12:19 – BT confirmed they have fully reverted their network to standard topology.
12:25 – Begin re-establishing WBC links at Trafford. Using a route map we start to allow our terminating equipment to respond to tunnel setups from a small BT subnet that restricts subscription attempts. This process expanded slowly.
12:43 – Limited number of WBC customers begin to return to service.
12:58-15:00- Subscribers continue to be introduced in a controlled fashion to avoid any losses of existing circuits.
15:00 – Gamma re-establishes the IPStream and WBC links at North and Southern nodes. (TFD & PST).
15:00 – 17:00 To alleviate the load on Gamma termination equipment BT apply an outbound Access Control List (ACL) towards Gamma.
17:40: BT ACL proves effective in allowing increased rate of subscriber reconnects. Gamma introduce similar process on own equipment to introduce BT subnets in a more controlled fashion and returns network to fully routed status. Thus proves to be stable, allowing us to reach higher subscriber levels.
19:36 – All host links back up. Core systems stable
19:55-21:45 – Continuing the process of bringing the subscribers back online by permitting more subnets in the inbound ACL. Connectivity being managed to ensure that subscribers fully balanced over host links.
22:00: All subnets now permitted. A small number of subscribers had not returned to service but this was expected as often CPE require rebooting.
23:59hrs: Final balancing of subscribers across host links carried out and network and subscribers fully stable.

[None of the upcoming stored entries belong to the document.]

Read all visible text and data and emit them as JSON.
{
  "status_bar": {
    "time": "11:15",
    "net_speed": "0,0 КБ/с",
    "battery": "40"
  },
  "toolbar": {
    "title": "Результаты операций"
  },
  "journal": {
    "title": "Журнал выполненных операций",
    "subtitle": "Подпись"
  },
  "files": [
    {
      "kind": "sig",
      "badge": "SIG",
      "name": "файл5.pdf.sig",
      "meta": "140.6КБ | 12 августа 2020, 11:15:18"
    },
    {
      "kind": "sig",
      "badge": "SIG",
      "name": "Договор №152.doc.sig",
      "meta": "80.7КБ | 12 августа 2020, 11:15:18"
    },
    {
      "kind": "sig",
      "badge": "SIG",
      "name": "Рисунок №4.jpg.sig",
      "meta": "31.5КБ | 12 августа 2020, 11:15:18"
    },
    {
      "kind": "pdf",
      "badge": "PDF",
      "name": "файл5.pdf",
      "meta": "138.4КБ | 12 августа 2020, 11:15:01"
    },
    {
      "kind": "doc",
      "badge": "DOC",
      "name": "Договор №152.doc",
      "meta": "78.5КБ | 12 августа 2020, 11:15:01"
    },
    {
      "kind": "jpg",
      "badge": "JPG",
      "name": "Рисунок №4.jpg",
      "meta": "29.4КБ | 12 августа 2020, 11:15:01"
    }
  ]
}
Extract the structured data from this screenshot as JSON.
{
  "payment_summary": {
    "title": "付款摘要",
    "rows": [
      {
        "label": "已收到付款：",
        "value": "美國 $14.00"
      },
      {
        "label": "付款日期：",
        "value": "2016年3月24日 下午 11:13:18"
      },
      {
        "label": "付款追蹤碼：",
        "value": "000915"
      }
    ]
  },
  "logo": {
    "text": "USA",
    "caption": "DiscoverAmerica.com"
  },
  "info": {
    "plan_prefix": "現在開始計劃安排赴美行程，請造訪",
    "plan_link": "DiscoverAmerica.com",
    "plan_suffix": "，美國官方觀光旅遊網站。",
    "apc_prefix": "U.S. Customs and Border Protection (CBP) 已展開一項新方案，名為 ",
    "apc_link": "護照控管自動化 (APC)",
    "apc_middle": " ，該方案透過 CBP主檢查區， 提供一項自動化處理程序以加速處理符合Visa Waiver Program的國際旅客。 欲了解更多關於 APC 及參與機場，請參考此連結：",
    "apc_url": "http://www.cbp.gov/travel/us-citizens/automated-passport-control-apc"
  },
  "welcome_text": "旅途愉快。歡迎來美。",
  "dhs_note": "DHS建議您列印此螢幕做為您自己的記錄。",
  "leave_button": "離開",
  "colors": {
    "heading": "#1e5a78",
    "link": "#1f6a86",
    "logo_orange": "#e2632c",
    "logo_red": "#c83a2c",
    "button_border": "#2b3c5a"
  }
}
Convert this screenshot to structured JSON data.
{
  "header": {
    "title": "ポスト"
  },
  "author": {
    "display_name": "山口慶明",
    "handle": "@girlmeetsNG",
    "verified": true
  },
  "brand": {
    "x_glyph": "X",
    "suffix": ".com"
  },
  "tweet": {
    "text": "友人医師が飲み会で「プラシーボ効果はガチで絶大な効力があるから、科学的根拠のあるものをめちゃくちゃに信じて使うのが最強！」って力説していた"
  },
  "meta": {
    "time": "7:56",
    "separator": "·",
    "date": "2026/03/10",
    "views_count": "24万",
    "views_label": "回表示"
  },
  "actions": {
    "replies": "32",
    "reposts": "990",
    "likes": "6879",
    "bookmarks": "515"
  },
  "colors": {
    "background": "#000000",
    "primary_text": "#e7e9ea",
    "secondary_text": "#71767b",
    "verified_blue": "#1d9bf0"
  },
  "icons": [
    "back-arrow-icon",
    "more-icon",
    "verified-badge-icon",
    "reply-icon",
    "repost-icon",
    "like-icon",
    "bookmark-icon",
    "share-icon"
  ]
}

Corrective Action After extensive network topology reroutes and detailed diagnostics subscribers were returned to normal level by restricting the rate at which connections were being reestablished to prevent overload of Gamma core network devices.
This process is now built into edge network devices and in the unlikely event of a similar failure, will enable a more rapid restoration of subscribers.
The resulting congestion in the remainder of the Gamma network caused many reports of impact on voice services. This was addressed through rerouting traffic and increasing bandwidth as required on congested routes. These latter measures will remain in place until a full RCA is completed.
Gamma operates a fully resilient network and to date have successfully redirected traffic between nodes in the event of infrastructure failures with no impact on subscribers.
Gamma’s core termination equipment is rated to carry many more subscribers than currently active and consequently this will be one of the main areas of investigation.
Work will also focus on how an external incident was able to impact all elements of our subscriber termination equipment. Extensive load tests will be made within our lab environment in close cooperation with equipment vendors to attempt to reproduce the failure modes experienced.
We will be working with BT to fully understand what part their planned maintenance works played in triggering such a large failure and to ensure that we are adequately prepared should there be similar works.
We will also be closely reviewing the handling of subscriber’s restoration rates within our network in the event of termination failures and the larger than expected signaling levels experienced.
This work will be detailed and exhaustive and we expect to have results within the next two weeks.
Next Update Final RFO when work above completed.